In February 2003, the Minister of Commerce announced several key changes to New Zealand's insolvency laws based on the its review on the Commission's guidance (Insolvency Law Review ("Law Changes"), 2003). Perhaps the most crucial change announced by the Minister of Commerce is that New Zealand will enact legislation that introduces a company rehabilitation method similar to that available in Australia (Insolvency Law Review ("Law Changes"), 2003).
The impetus behind this adjust was the belief that this kind of a technique could decrease the variety of insolvent corporations that go into liquidation (Insolvency Law Review ("Law Changes"), 2003). For example, Minister Dalziel mentioned that, in Australia, the quantity of organizations that go into rehabilitation instead of liquidation has elevated from 20 percent to 64 percent under their scheme. The proposed adjust to New Zealand law, therefore, is an attempt to address the reality that most insolvent businesses in New Zealand end up in liquidation. Increasing the number of businesses that rehabilitate instead of liquidate is an attempt to reduce the economic damage caused by layoffs though increasing creditor recovery.

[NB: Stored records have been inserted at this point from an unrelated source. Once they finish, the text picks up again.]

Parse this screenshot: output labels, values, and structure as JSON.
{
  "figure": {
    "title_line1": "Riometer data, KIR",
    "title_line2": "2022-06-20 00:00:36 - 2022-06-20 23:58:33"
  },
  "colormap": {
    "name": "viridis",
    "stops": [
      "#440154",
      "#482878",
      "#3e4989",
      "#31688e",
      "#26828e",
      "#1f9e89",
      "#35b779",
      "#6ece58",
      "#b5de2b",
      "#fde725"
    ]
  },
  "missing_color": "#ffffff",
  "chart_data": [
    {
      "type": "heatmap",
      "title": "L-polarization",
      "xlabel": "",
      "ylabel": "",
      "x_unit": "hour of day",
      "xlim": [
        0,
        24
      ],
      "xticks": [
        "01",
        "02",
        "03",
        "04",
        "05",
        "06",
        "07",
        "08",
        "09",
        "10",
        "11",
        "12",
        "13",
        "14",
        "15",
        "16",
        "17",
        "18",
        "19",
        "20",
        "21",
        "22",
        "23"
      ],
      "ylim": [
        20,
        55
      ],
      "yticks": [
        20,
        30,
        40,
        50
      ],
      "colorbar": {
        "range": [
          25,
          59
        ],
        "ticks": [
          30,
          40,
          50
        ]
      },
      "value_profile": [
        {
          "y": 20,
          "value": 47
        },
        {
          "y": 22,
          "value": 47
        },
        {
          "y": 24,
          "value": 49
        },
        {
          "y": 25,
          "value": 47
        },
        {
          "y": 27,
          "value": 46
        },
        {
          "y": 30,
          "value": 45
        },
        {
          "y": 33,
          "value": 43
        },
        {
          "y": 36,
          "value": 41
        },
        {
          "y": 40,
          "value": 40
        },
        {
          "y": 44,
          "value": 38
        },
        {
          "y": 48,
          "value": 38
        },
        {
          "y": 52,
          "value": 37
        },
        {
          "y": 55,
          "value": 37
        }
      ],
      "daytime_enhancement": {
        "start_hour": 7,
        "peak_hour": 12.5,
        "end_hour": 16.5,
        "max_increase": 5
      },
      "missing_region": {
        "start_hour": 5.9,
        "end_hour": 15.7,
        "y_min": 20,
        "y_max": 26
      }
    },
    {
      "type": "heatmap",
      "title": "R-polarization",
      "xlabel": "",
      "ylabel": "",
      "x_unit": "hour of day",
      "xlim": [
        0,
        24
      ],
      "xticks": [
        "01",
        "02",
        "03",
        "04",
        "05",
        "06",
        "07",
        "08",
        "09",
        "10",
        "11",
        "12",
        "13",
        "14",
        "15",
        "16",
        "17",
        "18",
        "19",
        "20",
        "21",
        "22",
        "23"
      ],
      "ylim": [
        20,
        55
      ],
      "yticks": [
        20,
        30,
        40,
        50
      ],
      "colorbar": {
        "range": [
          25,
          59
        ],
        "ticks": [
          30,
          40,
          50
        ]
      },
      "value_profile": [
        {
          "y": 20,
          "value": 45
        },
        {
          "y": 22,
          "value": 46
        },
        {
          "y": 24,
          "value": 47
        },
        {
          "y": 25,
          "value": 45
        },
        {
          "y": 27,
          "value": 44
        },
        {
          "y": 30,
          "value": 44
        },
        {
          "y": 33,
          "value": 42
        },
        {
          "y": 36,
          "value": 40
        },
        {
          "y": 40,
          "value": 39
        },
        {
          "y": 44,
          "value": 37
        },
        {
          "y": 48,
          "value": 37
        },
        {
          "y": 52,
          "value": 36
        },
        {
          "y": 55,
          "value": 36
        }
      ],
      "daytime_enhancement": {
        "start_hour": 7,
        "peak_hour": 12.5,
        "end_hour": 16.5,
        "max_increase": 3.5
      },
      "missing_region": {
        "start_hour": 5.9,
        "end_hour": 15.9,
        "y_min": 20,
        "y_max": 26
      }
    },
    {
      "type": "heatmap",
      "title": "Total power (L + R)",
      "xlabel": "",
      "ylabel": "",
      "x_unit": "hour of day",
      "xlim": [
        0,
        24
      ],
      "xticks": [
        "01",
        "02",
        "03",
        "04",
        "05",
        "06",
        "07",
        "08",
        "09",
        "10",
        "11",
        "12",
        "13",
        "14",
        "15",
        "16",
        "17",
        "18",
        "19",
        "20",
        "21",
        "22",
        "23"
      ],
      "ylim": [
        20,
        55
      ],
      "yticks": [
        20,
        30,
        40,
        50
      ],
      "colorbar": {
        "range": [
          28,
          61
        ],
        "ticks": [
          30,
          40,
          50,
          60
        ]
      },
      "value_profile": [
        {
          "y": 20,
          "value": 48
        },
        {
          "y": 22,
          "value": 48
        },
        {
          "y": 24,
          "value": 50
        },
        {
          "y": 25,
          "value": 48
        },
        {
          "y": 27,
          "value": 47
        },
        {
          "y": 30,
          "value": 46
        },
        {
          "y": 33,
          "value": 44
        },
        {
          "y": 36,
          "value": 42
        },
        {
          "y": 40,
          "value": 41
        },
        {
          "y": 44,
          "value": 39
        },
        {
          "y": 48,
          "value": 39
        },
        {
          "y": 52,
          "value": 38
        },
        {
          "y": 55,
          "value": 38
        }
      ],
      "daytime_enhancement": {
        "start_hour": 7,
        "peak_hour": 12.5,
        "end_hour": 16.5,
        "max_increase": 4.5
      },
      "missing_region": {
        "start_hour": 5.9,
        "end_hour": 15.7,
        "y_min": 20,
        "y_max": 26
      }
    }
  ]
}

However, the Ministry did not select to follow the Australian scheme to the extent of imposing moratoriums on claims by secured creditors during rehabilitation. In its review from the Law Commission's report, the Ministry disagreed that this kind of a moratorium was required in New Zeal Ministry of Economic Development. "Insolvency Law Changes Announced: Media Statement by Hon Lianne Dalziel, Minister of Commerce." Insolvency Law Review (18 February 2003). Accessed on the net 30 October 2003. WWW: <"http://www.med.govt.nz/ri/insolvency/minister_20030218.html">. Finally, 1 in the difficulties with New Zealand's insolvency law has been the rise of "phoenix companies," which bear the same name being a company that has undergone insolvency proceedings. For example, from the case with the insolvency of New Zealand Stevedoring Limited, 3 corporations had been sold to a related business and the proceeds of the sale were insufficient to pay all employee claims.

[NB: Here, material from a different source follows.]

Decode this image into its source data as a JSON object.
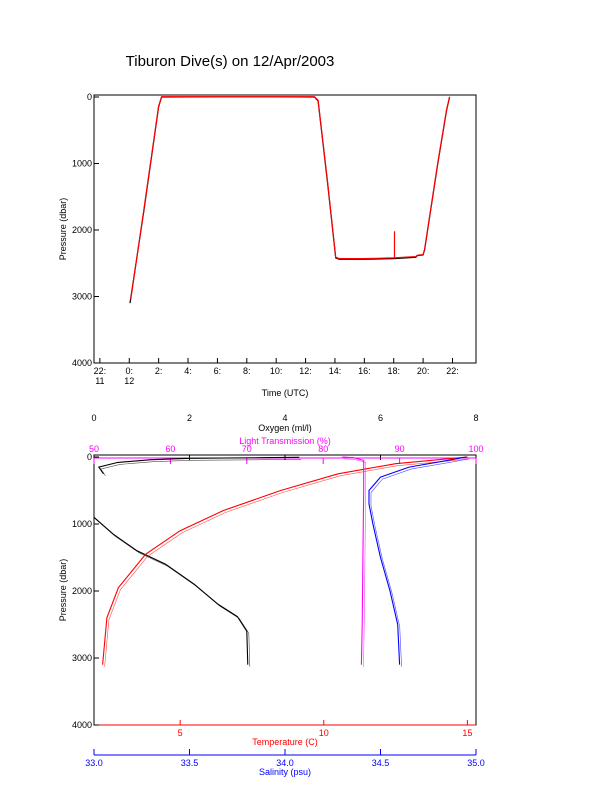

Though the Registrar of Firms discovered no wrongdoing, the situation raised the question with the priority of employee redundancy payments under New Zealand's insolvency laws. Although the Ministry of Economic Development has recently decided that redundancy payments shall not be granted increased priority under the laws, this difficulty remains volatile. On the other hand, in the recent announcement of proposed changes, the Ministry announced elevated criminal penalties for your damaging faith use of phoenix firms and restrictions on the re-use of company names after insolvency proceedings (Insolvency Law Review ("Law Changes"), 2003).